Peter R Kamerman, Nicole Becker and Linda G Fick

School of Physiology, University of the Witwatersrand, Johannesburg, South Africa

Correspondence: Peter Kamerman, School of Physiology, University of the Witwatersrand, 7 York Road, Parktown, 2193, South Africa. Email: peter.kamerman@wits.ac.za

KEYWORDS

analgesia • anti-emetic • dopamine D2 receptor antagonist • 5-HT₃ receptor antagonist • hyperalgesia • ondansetron

SUMMARY

1.
Opioid analgesics and anti-emetics are often used concomitantly to treat pain and nausea and vomiting in people with malignant disease. We investigated interactions between the opioid analgesic morphine and the anti-emetic metoclopramide, a dopamine D2 receptor antagonist, on nociception and gross motor function.
2.
To assess for antinociceptive interactions, 11 Sprague-Dawley rats were injected intraperitoneally with morphine (5.0 mg/kg) or saline in combination with metoclopramide (0.5, 1.5 and 5.0 mg/kg) or saline and, 30 min later, the tail-flick latencies to a noxious thermal stimulus (49°C water) were measured. Immediately thereafter we induced reperfusion hyperalgesia in the rats' tails using a tourniquet cuff and tested nociception again. Because, in addition to its ability to block D2 receptors, metoclopramide is also a weak 5-HT₃ receptor antagonist, we assessed in a further 11 rats whether any antinociceptive interactions occurred between morphine (5.0 mg/kg) and ondansetron (0.2 and 2.0 mg/kg), an anti-emetic that selectively antagonizes 5-HT₃ receptors. To assess for motor interactions, we injected another group of nine rats with morphine (5.0 mg/kg) or saline in combination with metoclopramide (0.5 and 5.0 mg/kg) or saline and tested the ability of the animals to run on an 80 mm diameter rod rotating at 25 r.p.m. for 30 min.
3.
Metoclopramide was not inherently analgesic or antihyperalgesic, but the highest dose of metoclopramide (5.0 mg/kg) enhanced the analgesic and antihyperalgesic effects of morphine.
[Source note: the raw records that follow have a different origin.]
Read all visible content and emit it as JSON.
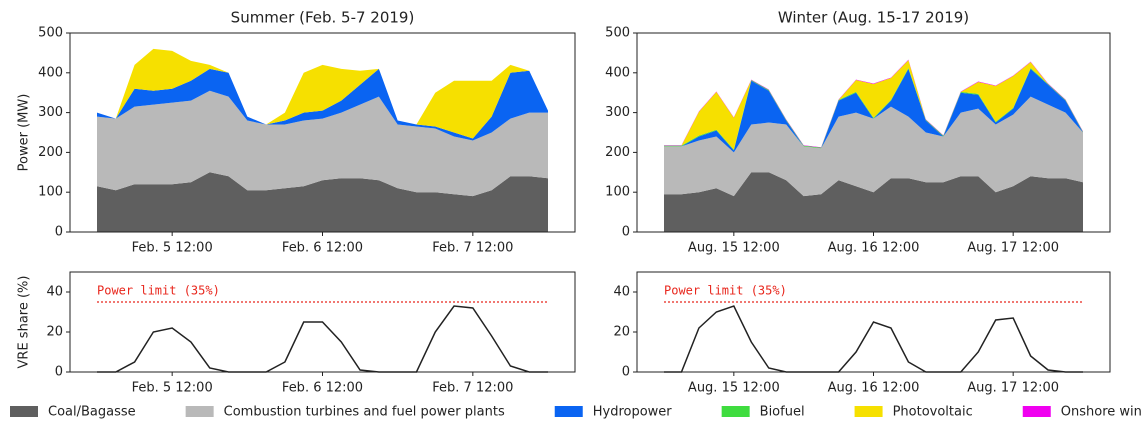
{
  "legend": [
    {
      "name": "Coal/Bagasse",
      "color": "#5f5f5f"
    },
    {
      "name": "Combustion turbines and fuel power plants",
      "color": "#b9b9b9"
    },
    {
      "name": "Hydropower",
      "color": "#0a64f2"
    },
    {
      "name": "Biofuel",
      "color": "#3fdc3f"
    },
    {
      "name": "Photovoltaic",
      "color": "#f6e000"
    },
    {
      "name": "Onshore wind",
      "color": "#f000f0"
    }
  ],
  "chart_data": [
    {
      "type": "area",
      "title": "Summer (Feb. 5-7 2019)",
      "y_label": "Power (MW)",
      "categories": [
        null,
        null,
        null,
        null,
        "Feb. 5 12:00",
        null,
        null,
        null,
        null,
        null,
        null,
        null,
        "Feb. 6 12:00",
        null,
        null,
        null,
        null,
        null,
        null,
        null,
        "Feb. 7 12:00",
        null,
        null,
        null,
        null
      ],
      "ylim": [
        0,
        500
      ],
      "yticks": [
        0,
        100,
        200,
        300,
        400,
        500
      ],
      "series": [
        {
          "values": [
            115,
            105,
            120,
            120,
            120,
            125,
            150,
            140,
            105,
            105,
            110,
            115,
            130,
            135,
            135,
            130,
            110,
            100,
            100,
            95,
            90,
            105,
            140,
            140,
            135
          ]
        },
        {
          "values": [
            175,
            180,
            195,
            200,
            205,
            205,
            205,
            200,
            175,
            165,
            160,
            165,
            155,
            165,
            185,
            210,
            160,
            165,
            160,
            145,
            140,
            145,
            145,
            160,
            165
          ]
        },
        {
          "values": [
            10,
            0,
            45,
            35,
            35,
            50,
            55,
            60,
            10,
            0,
            10,
            20,
            20,
            30,
            50,
            70,
            10,
            5,
            5,
            10,
            5,
            40,
            115,
            105,
            5
          ]
        },
        {
          "values": [
            0,
            0,
            0,
            0,
            0,
            0,
            0,
            0,
            0,
            0,
            0,
            0,
            0,
            0,
            0,
            0,
            0,
            0,
            0,
            0,
            0,
            0,
            0,
            0,
            0
          ]
        },
        {
          "values": [
            0,
            0,
            60,
            105,
            95,
            50,
            10,
            0,
            0,
            0,
            20,
            100,
            115,
            80,
            35,
            0,
            0,
            0,
            85,
            130,
            145,
            90,
            20,
            0,
            0
          ]
        },
        {
          "values": [
            0,
            0,
            0,
            0,
            0,
            0,
            0,
            0,
            0,
            0,
            0,
            0,
            0,
            0,
            0,
            0,
            0,
            0,
            0,
            0,
            0,
            0,
            0,
            0,
            0
          ]
        }
      ]
    },
    {
      "type": "area",
      "title": "Winter (Aug. 15-17 2019)",
      "categories": [
        null,
        null,
        null,
        null,
        "Aug. 15 12:00",
        null,
        null,
        null,
        null,
        null,
        null,
        null,
        "Aug. 16 12:00",
        null,
        null,
        null,
        null,
        null,
        null,
        null,
        "Aug. 17 12:00",
        null,
        null,
        null,
        null
      ],
      "ylim": [
        0,
        500
      ],
      "yticks": [
        0,
        100,
        200,
        300,
        400,
        500
      ],
      "series": [
        {
          "values": [
            95,
            95,
            100,
            110,
            90,
            150,
            150,
            130,
            90,
            95,
            130,
            115,
            100,
            135,
            135,
            125,
            125,
            140,
            140,
            100,
            115,
            140,
            135,
            135,
            125
          ]
        },
        {
          "values": [
            120,
            120,
            130,
            130,
            110,
            120,
            125,
            140,
            125,
            115,
            160,
            185,
            185,
            180,
            155,
            125,
            115,
            160,
            170,
            170,
            180,
            200,
            185,
            165,
            125
          ]
        },
        {
          "values": [
            0,
            0,
            10,
            15,
            5,
            110,
            80,
            10,
            0,
            0,
            40,
            50,
            0,
            15,
            120,
            30,
            0,
            50,
            35,
            5,
            15,
            70,
            50,
            30,
            0
          ]
        },
        {
          "values": [
            2,
            2,
            2,
            2,
            2,
            2,
            2,
            2,
            2,
            2,
            2,
            2,
            2,
            2,
            2,
            2,
            2,
            2,
            2,
            2,
            2,
            2,
            2,
            2,
            2
          ]
        },
        {
          "values": [
            0,
            0,
            60,
            95,
            80,
            0,
            0,
            0,
            0,
            0,
            0,
            30,
            85,
            55,
            20,
            0,
            0,
            0,
            30,
            90,
            80,
            15,
            0,
            0,
            0
          ]
        },
        {
          "values": [
            1,
            1,
            1,
            1,
            1,
            1,
            1,
            1,
            1,
            1,
            1,
            1,
            1,
            1,
            1,
            1,
            1,
            1,
            1,
            1,
            1,
            1,
            1,
            1,
            1
          ]
        }
      ]
    },
    {
      "type": "line",
      "y_label": "VRE share (%)",
      "categories": [
        null,
        null,
        null,
        null,
        "Feb. 5 12:00",
        null,
        null,
        null,
        null,
        null,
        null,
        null,
        "Feb. 6 12:00",
        null,
        null,
        null,
        null,
        null,
        null,
        null,
        "Feb. 7 12:00",
        null,
        null,
        null,
        null
      ],
      "ylim": [
        0,
        50
      ],
      "yticks": [
        0,
        20,
        40
      ],
      "limit": 35,
      "limit_label": "Power limit (35%)",
      "color": "#222222",
      "values": [
        0,
        0,
        5,
        20,
        22,
        15,
        2,
        0,
        0,
        0,
        5,
        25,
        25,
        15,
        1,
        0,
        0,
        0,
        20,
        33,
        32,
        18,
        3,
        0,
        0
      ]
    },
    {
      "type": "line",
      "categories": [
        null,
        null,
        null,
        null,
        "Aug. 15 12:00",
        null,
        null,
        null,
        null,
        null,
        null,
        null,
        "Aug. 16 12:00",
        null,
        null,
        null,
        null,
        null,
        null,
        null,
        "Aug. 17 12:00",
        null,
        null,
        null,
        null
      ],
      "ylim": [
        0,
        50
      ],
      "yticks": [
        0,
        20,
        40
      ],
      "limit": 35,
      "limit_label": "Power limit (35%)",
      "color": "#222222",
      "values": [
        0,
        0,
        22,
        30,
        33,
        15,
        2,
        0,
        0,
        0,
        0,
        10,
        25,
        22,
        5,
        0,
        0,
        0,
        10,
        26,
        27,
        8,
        1,
        0,
        0
      ]
    }
  ]
}
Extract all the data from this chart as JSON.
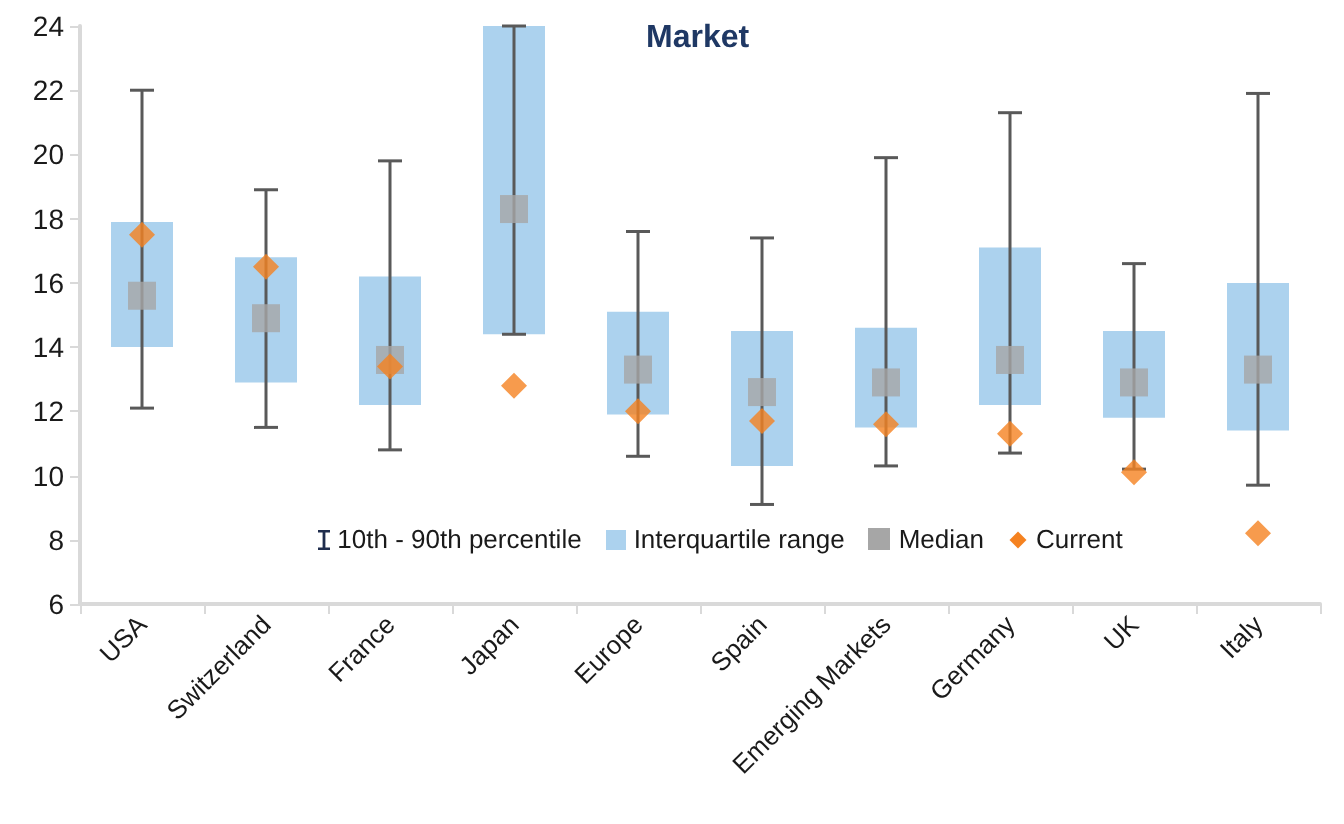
{
  "chart_data": {
    "type": "box",
    "title": "Market",
    "categories": [
      "USA",
      "Switzerland",
      "France",
      "Japan",
      "Europe",
      "Spain",
      "Emerging Markets",
      "Germany",
      "UK",
      "Italy"
    ],
    "series": [
      {
        "type": "box",
        "name": "Interquartile range",
        "color": "#acd2ee",
        "boxes": [
          {
            "low": 12.1,
            "q1": 14,
            "median": 15.6,
            "q3": 17.9,
            "high": 22
          },
          {
            "low": 11.5,
            "q1": 12.9,
            "median": 14.9,
            "q3": 16.8,
            "high": 18.9
          },
          {
            "low": 10.8,
            "q1": 12.2,
            "median": 13.6,
            "q3": 16.2,
            "high": 19.8
          },
          {
            "low": 14.4,
            "q1": 14.4,
            "median": 18.3,
            "q3": 24,
            "high": 24
          },
          {
            "low": 10.6,
            "q1": 11.9,
            "median": 13.3,
            "q3": 15.1,
            "high": 17.6
          },
          {
            "low": 9.1,
            "q1": 10.3,
            "median": 12.6,
            "q3": 14.5,
            "high": 17.4
          },
          {
            "low": 10.3,
            "q1": 11.5,
            "median": 12.9,
            "q3": 14.6,
            "high": 19.9
          },
          {
            "low": 10.7,
            "q1": 12.2,
            "median": 13.6,
            "q3": 17.1,
            "high": 21.3
          },
          {
            "low": 10.2,
            "q1": 11.8,
            "median": 12.9,
            "q3": 14.5,
            "high": 16.6
          },
          {
            "low": 9.7,
            "q1": 11.4,
            "median": 13.3,
            "q3": 16,
            "high": 21.9
          }
        ]
      },
      {
        "type": "scatter",
        "name": "Current",
        "color": "#f58220",
        "marker": "diamond",
        "values": [
          17.5,
          16.5,
          13.4,
          12.8,
          12.0,
          11.7,
          11.6,
          11.3,
          10.1,
          8.2
        ]
      }
    ],
    "annotations": [
      "10th - 90th percentile",
      "Median"
    ],
    "ylim": [
      6,
      24
    ],
    "yticks": [
      6,
      8,
      10,
      12,
      14,
      16,
      18,
      20,
      22,
      24
    ],
    "grid": false,
    "legend": "bottom"
  }
}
Neither dose of ondansetron was analgesic or antihyperalgesic or enhanced the antinociceptive actions of morphine.
4.
Only the high dose of metoclopramide compromised running performance when administered with saline. However, coadministering morphine with metoclopramide (both doses) decreased motor performance.
5.
Therefore, metoclopramide, possibly through its actions on D2 receptors and not 5-HT₃ receptors, enhances the analgesic and antihyperalgesic effects of morphine, but morphine exacerbates metoclopramide-induced motor dysfunction in rats.